A Franklin County presentation on juvenile services and detention reviewed recent caseload trends, the county’s share of joint juvenile funding and the effect of state grant changes.
County presenters said the Benton‑Franklin split for the juvenile center budget moved to roughly 64.22 percent Benton and 35.78 percent Franklin for the upcoming year. Juvenile‑services staff described multi‑year increases in referrals and a concerning rise in more serious crimes: presenters pointed to increases in violent incidents, an uptick in unlawful firearms offenses and higher robbery counts in recent snapshots. “There seems to be a trend of more violent crimes, more serious crimes,” the presenter said, noting unlawful‑firearms instances rose from 24 to 42 in a recent comparison and robberies from 14 to 19.
Staff added that the average length of stay in detention has climbed where cases are more serious and require longer adjudication timelines. The presenters also discussed grant funding: they said the statewide BECCA fund allocation for the Benton‑Franklin region was reduced, from roughly $350,000 to $50,000, creating an apparent $300,000 shortfall the county had to address by reducing staff and altering program plans. “They decided to, in their wisdom to take our BECCA funds … drop it to 50,000, a $300,000 shortfall,” a juvenile center presenter told the board.

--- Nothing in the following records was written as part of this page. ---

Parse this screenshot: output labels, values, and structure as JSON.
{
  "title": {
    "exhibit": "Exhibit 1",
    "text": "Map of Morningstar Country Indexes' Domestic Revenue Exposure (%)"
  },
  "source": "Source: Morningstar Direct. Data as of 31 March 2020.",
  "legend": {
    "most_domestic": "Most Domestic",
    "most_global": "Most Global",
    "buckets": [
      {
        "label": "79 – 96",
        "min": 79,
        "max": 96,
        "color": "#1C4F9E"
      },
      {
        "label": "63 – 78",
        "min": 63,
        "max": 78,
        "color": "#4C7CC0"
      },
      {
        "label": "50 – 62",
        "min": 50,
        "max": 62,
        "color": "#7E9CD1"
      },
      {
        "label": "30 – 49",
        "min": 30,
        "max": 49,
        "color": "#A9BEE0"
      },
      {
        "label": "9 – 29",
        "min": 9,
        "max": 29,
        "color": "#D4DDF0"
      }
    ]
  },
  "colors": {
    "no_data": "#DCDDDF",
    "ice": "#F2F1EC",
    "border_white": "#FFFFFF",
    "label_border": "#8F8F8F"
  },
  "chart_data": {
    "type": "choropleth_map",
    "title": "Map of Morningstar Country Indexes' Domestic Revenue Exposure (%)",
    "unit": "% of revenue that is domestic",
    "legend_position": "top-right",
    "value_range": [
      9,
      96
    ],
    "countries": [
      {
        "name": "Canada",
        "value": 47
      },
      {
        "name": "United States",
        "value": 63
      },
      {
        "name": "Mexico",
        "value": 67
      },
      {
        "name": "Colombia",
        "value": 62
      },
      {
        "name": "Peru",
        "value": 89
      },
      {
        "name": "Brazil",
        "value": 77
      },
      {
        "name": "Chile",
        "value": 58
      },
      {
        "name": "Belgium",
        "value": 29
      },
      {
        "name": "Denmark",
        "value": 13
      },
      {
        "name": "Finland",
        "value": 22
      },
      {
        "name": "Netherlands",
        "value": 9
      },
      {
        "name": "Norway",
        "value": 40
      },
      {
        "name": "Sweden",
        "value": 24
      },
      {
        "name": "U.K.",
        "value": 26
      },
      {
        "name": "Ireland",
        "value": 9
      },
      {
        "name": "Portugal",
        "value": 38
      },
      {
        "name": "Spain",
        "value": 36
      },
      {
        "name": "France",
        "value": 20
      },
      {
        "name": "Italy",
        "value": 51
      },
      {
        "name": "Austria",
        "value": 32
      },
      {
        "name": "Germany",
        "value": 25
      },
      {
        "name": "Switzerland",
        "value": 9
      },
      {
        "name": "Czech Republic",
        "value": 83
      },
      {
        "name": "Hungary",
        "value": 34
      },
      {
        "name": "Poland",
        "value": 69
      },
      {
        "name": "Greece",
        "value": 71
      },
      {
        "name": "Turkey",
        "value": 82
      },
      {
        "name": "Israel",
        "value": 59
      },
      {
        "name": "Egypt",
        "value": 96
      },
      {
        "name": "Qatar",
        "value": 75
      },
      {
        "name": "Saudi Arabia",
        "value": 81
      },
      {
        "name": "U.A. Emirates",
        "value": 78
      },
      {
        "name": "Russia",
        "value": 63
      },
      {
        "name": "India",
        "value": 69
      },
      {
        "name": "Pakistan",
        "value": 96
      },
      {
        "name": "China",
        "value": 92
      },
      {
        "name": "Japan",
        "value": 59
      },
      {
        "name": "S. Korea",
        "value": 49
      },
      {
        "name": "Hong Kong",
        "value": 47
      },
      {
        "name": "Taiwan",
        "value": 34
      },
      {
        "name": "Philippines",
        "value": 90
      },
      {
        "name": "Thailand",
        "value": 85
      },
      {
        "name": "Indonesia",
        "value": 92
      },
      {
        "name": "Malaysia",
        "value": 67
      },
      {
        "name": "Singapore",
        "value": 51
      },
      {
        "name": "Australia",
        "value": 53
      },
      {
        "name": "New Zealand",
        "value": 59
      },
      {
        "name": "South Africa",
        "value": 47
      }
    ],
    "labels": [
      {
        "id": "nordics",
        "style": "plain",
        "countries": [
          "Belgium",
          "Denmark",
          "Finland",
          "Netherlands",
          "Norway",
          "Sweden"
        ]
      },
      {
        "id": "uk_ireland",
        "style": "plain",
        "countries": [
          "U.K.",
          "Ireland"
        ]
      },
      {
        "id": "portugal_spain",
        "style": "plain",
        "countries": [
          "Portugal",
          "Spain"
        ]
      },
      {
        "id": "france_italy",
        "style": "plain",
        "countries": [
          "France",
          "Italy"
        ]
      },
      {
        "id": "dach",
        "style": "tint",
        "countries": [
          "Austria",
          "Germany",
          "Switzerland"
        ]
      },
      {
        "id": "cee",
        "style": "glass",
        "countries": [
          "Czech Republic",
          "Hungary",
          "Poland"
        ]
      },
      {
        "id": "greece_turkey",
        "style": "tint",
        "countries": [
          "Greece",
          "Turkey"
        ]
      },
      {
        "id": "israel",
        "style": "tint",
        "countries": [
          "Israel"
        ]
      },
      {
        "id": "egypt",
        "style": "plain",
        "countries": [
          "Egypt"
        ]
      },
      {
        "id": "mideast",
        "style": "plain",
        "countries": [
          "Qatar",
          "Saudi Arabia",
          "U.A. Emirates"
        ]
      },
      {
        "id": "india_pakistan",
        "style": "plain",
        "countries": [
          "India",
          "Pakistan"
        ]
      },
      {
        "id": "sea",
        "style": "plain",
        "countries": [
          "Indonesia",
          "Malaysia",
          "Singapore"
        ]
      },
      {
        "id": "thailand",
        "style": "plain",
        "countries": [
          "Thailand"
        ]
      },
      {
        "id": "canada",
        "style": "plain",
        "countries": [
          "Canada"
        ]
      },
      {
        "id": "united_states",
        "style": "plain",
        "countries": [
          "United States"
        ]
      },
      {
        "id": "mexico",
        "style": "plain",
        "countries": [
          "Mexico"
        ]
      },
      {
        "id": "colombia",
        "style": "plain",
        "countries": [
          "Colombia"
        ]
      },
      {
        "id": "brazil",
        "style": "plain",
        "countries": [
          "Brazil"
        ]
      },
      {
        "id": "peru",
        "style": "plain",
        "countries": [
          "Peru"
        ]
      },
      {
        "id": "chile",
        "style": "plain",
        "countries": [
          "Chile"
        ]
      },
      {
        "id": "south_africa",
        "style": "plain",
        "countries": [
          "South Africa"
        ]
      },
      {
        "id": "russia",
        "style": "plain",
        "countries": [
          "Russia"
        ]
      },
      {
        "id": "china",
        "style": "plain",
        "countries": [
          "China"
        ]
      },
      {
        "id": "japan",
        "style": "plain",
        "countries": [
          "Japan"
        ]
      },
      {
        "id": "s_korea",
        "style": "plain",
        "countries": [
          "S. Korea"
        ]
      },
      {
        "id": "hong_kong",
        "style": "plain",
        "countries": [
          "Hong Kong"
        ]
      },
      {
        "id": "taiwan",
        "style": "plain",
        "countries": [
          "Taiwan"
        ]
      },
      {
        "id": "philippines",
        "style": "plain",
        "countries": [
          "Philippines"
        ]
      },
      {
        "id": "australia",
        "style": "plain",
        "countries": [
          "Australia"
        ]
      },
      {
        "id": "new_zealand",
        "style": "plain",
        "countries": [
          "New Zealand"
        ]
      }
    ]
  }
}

Programs and budgets: Juvenile programming includes juvenile drug court, diversion, functional family therapy (FFT), dependency petitions and other court‑ordered services shared with Benton County at the juvenile justice center. Presenters said some program lines (for example, juvenile drug court) are budgeted per participant; others are covered through the joint facility budget and state grants. Commissioners asked for a clearer, itemized breakdown of the juvenile budget lines so county leaders can see staff counts and the Franklin County share of individual program costs. County staff said they will produce a line‑by‑line breakdown showing staffing costs, program expenses and grant offsets.
Ending: County staff said they will provide the commissioners with a detailed, itemized budget breakdown showing how the $2.917 million Franklin County juvenile allocation is allocated across personnel, detention operation and programming. No formal actions were taken during the workshop.